JT: Especially if you don’t have representation in the world that’s projected to you. ‘Cause I’m bisexual as well. You’re not represented, but I’m a man so it’s very easy.
JB: Don’t downplay a man’s struggle. I think it exists.
© Jack Johnstone
JT: Absolutely, I just mean for me personally. I’ve never struggled with it because I think I’m represented all the time in a lot of other ways. The white male voice is spoken and projected more than anyone else. That’s what you get when you’re a kid, if you’re a white middle-class boy.
JB: You’re raised to believe the world is yours.
JT: So I’ve always felt like I’ve been represented even if I kind of haven’t.
Crack: In the age of the internet, people are not only dislocated on a social level but also in terms of being a bit ironic and self-aware. Do you think crowds are quite difficult to get going sometimes because of that?
JB: If I go back to the beginning of Savages and the London scene at the time, I think the only band that would get me excited was Bo Ningen because they were actually throwing guitars at the roof. There were no bands out there that I felt were actually taking the stage seriously enough. They looked like they were going on stage to be seen by agents and management, to be signed. So my first idea was to go on stage and stare people in the eyes and get something out of it, otherwise I don’t want to do this.
I think it’s changed though, because that was six or seven years ago. I can’t remember, but it was part of indie rock: the cemetery of rock music. Everything died. We knew it was a dead end. I worked really hard at getting moshpits going. Johnny Hostile was on the side of stage and he was part of this whole hardcore culture. He took me to a Converge gig when we met. I’d never been in a moshpit and I had a panic attack. I ended up working really hard on trying to get people to be involved. When the word started to get around and we toured America, suddenly there were mosh pits at every show from the first song. That was a victory to me. I thought, ‘Whatever this is, it’s better than nothing. It’s better than the emptiness.’

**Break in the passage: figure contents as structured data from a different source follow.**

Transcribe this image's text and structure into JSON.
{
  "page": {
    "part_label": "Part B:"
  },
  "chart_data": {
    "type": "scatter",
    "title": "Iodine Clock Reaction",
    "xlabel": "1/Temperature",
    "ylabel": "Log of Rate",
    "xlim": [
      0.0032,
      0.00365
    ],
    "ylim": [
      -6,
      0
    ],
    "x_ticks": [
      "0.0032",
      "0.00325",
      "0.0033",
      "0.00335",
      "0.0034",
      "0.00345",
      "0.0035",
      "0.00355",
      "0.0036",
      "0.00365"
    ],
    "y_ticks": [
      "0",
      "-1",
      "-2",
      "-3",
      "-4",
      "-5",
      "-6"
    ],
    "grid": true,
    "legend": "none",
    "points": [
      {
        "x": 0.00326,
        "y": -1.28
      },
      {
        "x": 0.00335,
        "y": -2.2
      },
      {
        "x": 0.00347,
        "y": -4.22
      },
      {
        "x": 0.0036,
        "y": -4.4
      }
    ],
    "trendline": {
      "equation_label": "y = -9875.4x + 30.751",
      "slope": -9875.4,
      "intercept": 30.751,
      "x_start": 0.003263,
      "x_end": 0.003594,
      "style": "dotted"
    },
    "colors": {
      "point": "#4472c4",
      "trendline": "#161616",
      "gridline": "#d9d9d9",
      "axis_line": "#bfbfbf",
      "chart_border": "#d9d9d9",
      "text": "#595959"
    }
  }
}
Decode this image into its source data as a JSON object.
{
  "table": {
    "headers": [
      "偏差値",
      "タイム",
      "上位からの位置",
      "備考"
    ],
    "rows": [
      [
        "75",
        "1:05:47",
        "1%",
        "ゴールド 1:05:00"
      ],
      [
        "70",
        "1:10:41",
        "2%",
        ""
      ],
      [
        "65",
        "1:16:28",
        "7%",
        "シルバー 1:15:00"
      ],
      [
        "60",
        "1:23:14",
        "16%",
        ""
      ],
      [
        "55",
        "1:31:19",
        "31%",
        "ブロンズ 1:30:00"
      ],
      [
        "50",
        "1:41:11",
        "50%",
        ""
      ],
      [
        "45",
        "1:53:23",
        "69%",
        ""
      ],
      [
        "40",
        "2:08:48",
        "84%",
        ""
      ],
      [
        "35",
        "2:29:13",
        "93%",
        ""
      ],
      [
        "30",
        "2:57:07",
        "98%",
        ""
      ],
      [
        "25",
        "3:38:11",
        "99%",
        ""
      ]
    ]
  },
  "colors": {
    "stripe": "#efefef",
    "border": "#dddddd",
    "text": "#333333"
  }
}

JT: That period in between when you guys came around and maybe the Strokes’ third album, there were just loads of really good looking London bands that didn’t give a shit. They were bored on stage. Fucking coathangers everywhere.
JB: I agree.
JT: They didn’t fucking feel anything. We’re in a world of austerity, and people going to their fucking jobs getting paid fuck all. Give ’em something more. The new school of hard-working bands [started making music] that meant something to themselves, not necessarily outwardly. People started caring again and you can’t hide that. It wasn’t cool and it was harder to write about, but now everyone’s paying attention.